Some of my tips in this series have bordered on stating the obvious, I know, but sometimes there is wisdom in a truism. This tip is no different. There is so much to occupy us in photography, from equipment to light, to compositions and processing, that it is easy to forget that we will love a photograph to the degree in which we love the subject. Sally Mann has said something to the effect that you should photograph what you love in order to make great art.
So in my customary manner I ask you a question: do you love - find interesting - what’s in your photos? Have another looks at your images. Maybe this applies to some and not others. Are you even photographing what you love at all? (When we become enamoured with gear we often forget the simple practicalities of using it. We might, for example, pursue equipment to make landscapes, because we dream of making landscapes; but in actual fact have neither the time nor opportunity to make such work).

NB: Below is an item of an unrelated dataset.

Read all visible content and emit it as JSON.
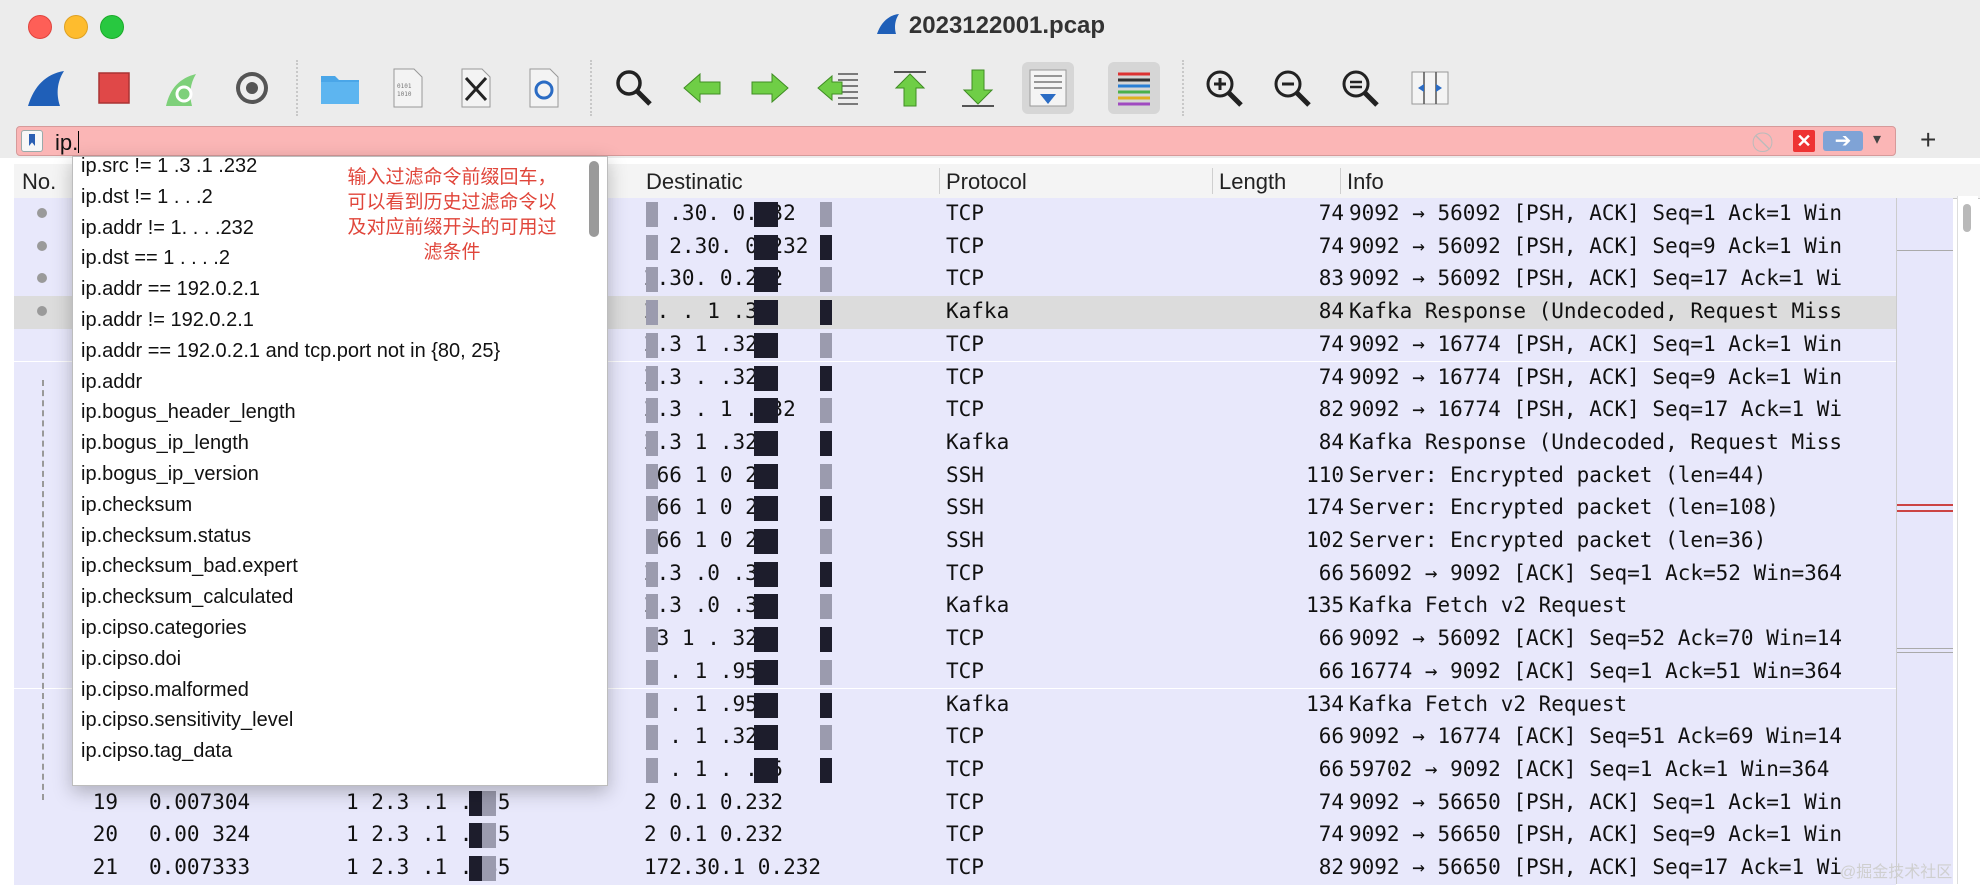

I cannot tell you what you love. It might be cars, buildings, people, places, little details in everyday life (or, following from the modernists, the medium itself). Herein lies the subjectivity in this, and the very good reason we make work with an audience in mind. Photography is powerfully and fundamentally tied to the thing in the image.
Take the time to ask whether you still love the thing in front of your lens, and you will go a long way to retaining the spark of your own interest in what you do.